Should Santos lose to an Uribista in 2014, it may present an obstacle to the country’s peace process. Even though Santos has set a November 2013 deadline for FARC guerrillas to reach an accord with his government, some rebels would doubtlessly find it difficult to believe that an Uribe-backed government would fully honor a treaty signed by the previous administration (especially considering Uribe’s criticism of peace talks and his alleged paramilitary links).

News Briefs
  • Venezuelan President Hugo Chavez’s health seems to be improving steadily, at least according to the government. Newly-appointed Foreign Minister Elias Jaua, who visited Chavez in Havana on Monday, said that the president was in good spirits, and that two “shared laughter and jokes.” The Associated Press interviewed the president’s younger brother, Argenis Chavez, and quoted him as saying that Chavez would be returning to Venezuela “in the coming days,” although Argenis has publicly denied making the claim, as El Nacional reports.
  • Inter-American Dialogue Program Director Margaret Myers offers an interesting look at China’s response to Venezuela’s uncertain political future, arguing that it demonstrates how the Asian nation has developed a more cautious, measured approach to “risky” investments in the Western Hemisphere.
  • Mexican President Enrique Peña Nieto unveiled plans to eradicate extreme poverty in Mexico yesterday, launching a “national crusade against hunger” in the country. La Jornada reports that the campaign will focus on 400 of the poorest municipalities in Mexico, and is based partially on the success of anti-poverty initiatives in Brazil in recent years. El Universal notes that Peña Nieto’s choice to make the announcement in Las Margaritas, Chiapas -- a strong support base of the Zapatista movement -- was not a coincidence.
  • More than 150 local police in the northern Mexico state of Durango were detained in a January 18 operation for ties to organized crime, the AFP reports. Among those arrested were the public security heads of Gomez Palacio and Lerdo, effectively leaving both cities without a law enforcement presence, according to Animal Politico.
  • The LA Times reports on the discovery of an underground aquifer beneath the eastern Mexico City neighborhood of Iztapalapa, which has the potential to ease a water shortage affecting much of the city.
  • El Salvador’s El Faro reports that a second phase of the government-facilitated truce between the MS-13 and Barrio 18 street gangs has received official endorsement. On Friday, the mayors of four cities belonging to both the FMLN and ARENA political parties announced that they will participate in a plan to create “peace zones” in the country, in which the gangs would agree to cease criminal activity and cooperate with official gang prevention, reinsertion and job training programs.

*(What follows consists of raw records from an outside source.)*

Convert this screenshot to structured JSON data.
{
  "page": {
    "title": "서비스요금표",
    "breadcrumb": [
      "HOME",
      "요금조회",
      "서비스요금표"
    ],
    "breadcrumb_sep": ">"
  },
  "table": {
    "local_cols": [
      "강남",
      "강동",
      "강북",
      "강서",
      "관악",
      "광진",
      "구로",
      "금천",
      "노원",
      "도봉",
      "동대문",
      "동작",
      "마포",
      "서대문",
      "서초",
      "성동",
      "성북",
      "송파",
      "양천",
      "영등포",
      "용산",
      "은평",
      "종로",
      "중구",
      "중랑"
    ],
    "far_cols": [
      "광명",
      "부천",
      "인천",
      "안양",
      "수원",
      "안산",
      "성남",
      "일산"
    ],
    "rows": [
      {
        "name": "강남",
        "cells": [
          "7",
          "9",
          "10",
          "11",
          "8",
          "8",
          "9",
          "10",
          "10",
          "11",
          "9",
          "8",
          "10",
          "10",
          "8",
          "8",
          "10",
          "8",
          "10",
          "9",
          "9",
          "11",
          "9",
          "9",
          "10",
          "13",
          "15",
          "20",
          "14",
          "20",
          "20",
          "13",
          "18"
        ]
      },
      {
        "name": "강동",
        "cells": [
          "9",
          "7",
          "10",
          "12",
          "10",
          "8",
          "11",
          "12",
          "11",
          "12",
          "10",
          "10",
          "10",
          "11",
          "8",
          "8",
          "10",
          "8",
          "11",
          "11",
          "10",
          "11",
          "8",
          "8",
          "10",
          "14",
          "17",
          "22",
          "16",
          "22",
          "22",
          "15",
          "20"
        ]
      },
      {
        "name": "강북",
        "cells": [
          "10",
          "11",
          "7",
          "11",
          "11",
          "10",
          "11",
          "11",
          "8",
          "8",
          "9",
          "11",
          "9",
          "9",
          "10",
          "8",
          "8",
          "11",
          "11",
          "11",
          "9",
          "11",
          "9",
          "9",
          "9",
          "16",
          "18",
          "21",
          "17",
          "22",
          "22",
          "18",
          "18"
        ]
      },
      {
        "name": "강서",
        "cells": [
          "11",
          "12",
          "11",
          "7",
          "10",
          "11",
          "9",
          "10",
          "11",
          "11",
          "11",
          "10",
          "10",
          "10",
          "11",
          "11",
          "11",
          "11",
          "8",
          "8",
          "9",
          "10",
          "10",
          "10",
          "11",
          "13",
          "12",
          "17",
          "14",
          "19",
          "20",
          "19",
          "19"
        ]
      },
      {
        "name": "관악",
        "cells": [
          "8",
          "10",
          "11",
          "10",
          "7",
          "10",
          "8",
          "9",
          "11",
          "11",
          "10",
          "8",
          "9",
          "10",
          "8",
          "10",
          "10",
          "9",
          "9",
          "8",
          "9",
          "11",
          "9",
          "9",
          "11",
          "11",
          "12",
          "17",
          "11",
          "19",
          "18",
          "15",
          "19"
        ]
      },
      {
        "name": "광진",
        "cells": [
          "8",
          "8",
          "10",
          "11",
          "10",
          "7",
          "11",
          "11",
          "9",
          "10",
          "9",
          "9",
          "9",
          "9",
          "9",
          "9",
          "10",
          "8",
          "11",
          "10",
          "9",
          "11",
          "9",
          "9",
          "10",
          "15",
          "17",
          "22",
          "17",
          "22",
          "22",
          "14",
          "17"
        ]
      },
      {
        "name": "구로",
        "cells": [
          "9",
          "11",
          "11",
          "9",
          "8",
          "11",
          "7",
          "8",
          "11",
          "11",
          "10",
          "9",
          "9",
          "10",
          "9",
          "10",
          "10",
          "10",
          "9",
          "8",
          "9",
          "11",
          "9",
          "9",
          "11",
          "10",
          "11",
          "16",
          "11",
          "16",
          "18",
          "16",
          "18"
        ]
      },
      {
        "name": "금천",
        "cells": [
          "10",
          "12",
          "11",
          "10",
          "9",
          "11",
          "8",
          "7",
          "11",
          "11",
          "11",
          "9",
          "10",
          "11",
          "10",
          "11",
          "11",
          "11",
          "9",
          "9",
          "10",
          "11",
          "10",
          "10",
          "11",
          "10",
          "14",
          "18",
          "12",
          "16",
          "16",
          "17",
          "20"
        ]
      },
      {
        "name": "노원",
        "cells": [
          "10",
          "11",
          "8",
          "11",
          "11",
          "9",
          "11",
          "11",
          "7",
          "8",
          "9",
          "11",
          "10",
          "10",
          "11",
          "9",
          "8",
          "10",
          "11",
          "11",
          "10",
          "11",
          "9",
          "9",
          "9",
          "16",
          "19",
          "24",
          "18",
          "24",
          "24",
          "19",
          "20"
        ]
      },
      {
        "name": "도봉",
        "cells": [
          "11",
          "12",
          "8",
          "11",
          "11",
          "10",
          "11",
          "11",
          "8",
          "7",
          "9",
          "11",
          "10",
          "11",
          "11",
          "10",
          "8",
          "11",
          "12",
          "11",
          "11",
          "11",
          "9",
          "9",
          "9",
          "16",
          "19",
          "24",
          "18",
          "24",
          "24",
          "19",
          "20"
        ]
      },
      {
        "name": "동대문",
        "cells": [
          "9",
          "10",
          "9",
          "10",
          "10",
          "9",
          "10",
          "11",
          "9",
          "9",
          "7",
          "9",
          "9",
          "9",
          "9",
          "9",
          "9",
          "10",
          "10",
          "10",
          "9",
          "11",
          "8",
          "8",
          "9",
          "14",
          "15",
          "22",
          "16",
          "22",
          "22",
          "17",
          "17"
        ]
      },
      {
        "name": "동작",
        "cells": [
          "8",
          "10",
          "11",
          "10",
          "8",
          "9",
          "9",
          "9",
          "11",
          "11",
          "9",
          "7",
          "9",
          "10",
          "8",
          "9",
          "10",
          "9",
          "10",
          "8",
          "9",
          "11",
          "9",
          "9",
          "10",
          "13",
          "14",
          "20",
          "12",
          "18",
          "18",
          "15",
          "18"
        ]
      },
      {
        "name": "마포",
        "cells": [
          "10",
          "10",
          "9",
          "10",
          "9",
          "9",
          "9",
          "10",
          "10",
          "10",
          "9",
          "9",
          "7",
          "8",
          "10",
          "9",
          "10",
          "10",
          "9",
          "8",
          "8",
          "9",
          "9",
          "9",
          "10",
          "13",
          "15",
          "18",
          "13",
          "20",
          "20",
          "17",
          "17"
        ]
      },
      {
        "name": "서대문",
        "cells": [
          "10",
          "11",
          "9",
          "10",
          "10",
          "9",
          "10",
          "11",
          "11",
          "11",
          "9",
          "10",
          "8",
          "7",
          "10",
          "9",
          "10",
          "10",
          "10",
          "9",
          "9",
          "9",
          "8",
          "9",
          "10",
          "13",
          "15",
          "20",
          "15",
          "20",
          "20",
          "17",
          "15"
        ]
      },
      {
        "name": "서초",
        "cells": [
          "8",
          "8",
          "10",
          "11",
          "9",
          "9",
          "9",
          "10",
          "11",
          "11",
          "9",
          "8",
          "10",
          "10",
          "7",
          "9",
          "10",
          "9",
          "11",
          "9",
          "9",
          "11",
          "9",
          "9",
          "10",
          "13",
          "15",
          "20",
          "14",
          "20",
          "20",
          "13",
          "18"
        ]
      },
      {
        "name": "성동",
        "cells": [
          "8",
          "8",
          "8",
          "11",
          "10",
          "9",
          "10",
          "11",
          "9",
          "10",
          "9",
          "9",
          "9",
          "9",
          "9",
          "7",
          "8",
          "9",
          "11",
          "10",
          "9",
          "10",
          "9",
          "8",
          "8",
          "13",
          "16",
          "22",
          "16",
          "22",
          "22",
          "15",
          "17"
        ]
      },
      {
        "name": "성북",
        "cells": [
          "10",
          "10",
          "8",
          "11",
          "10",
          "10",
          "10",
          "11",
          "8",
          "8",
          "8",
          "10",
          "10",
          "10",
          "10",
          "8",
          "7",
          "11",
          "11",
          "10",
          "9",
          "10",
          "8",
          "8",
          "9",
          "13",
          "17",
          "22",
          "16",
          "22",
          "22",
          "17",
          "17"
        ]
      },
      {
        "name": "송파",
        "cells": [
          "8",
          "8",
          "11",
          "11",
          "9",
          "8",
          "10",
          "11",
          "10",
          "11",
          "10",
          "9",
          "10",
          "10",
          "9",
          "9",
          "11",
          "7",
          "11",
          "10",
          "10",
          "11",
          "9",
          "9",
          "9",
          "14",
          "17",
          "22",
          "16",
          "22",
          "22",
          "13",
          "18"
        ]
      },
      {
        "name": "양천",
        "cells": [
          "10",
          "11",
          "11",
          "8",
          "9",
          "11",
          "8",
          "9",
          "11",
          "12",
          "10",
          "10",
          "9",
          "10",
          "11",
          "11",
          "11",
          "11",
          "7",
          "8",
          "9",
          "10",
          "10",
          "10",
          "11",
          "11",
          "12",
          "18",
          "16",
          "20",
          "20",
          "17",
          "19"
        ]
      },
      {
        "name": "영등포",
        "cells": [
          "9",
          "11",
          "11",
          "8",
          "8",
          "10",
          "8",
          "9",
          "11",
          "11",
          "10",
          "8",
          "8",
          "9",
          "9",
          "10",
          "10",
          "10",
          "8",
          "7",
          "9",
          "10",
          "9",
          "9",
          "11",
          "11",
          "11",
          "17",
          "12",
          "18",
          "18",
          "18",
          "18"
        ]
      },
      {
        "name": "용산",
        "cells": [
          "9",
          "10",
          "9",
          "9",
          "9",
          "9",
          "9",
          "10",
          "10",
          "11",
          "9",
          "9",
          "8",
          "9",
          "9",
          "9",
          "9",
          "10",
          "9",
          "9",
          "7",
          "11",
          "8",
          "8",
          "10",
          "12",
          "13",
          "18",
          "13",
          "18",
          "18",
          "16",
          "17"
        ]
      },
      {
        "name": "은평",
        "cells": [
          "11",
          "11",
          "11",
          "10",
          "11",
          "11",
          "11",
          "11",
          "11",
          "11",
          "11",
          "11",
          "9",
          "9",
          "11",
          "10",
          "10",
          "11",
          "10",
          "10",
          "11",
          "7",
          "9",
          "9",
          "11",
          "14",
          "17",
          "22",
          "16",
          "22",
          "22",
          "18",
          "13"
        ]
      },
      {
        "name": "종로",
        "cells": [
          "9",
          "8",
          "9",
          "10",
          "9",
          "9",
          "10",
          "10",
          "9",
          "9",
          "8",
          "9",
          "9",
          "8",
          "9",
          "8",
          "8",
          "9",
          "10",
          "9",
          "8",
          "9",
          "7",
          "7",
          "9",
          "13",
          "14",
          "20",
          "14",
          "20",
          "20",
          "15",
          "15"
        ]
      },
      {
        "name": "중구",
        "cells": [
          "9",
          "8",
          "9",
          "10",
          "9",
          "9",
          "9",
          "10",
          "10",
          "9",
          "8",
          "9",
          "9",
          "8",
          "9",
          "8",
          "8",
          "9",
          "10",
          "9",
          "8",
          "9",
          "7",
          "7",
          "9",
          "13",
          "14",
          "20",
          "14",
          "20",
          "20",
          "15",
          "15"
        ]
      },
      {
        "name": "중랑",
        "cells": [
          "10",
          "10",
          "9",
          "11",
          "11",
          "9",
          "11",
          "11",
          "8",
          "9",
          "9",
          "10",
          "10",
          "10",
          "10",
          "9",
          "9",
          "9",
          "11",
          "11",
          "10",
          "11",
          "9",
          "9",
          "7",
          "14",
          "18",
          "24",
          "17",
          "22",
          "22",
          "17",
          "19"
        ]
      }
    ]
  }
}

  • In a move likely intended to improve his record on supporting press freedom, Ecuadoran President Rafael Correa has announced that the government will help subsidize a pay hike for journalists working for small scale media outlets. According to El Comercio, the president (who is currently running for re-election) made the announcement after mandating a minimum wage increase  for journalists in December which forced some media outlets to cut the size of their staff.
  • Although the country is generally known for having some of the most permissive immigration policies due to a constitutional guarantee of “universal citizenship,” the country is now requiring Cuban citizens to present a “letter of invitation” to enter the country. EFE reports that 25 Cubans who sought to take advantage of the government’s recently-announced travel reforms were denied entry into the country on Monday because of the new regulation.
  • An analysis of internet speeds in Cuba suggests that a fiber-optic cable linking the island to Venezuela has finally been connected, after months of reports suggesting that corruption had delayed construction on the project. Still, according to the Miami Herald, Cuba’s internet speed pales in comparison with other countries in the region.  
  • Siglo21 reports that a Guatemalan tribunal meets today to make a final decision on whether or not former dictator Efrain Rios Montt can be successfully tried on charges of genocide and crimes against humanity.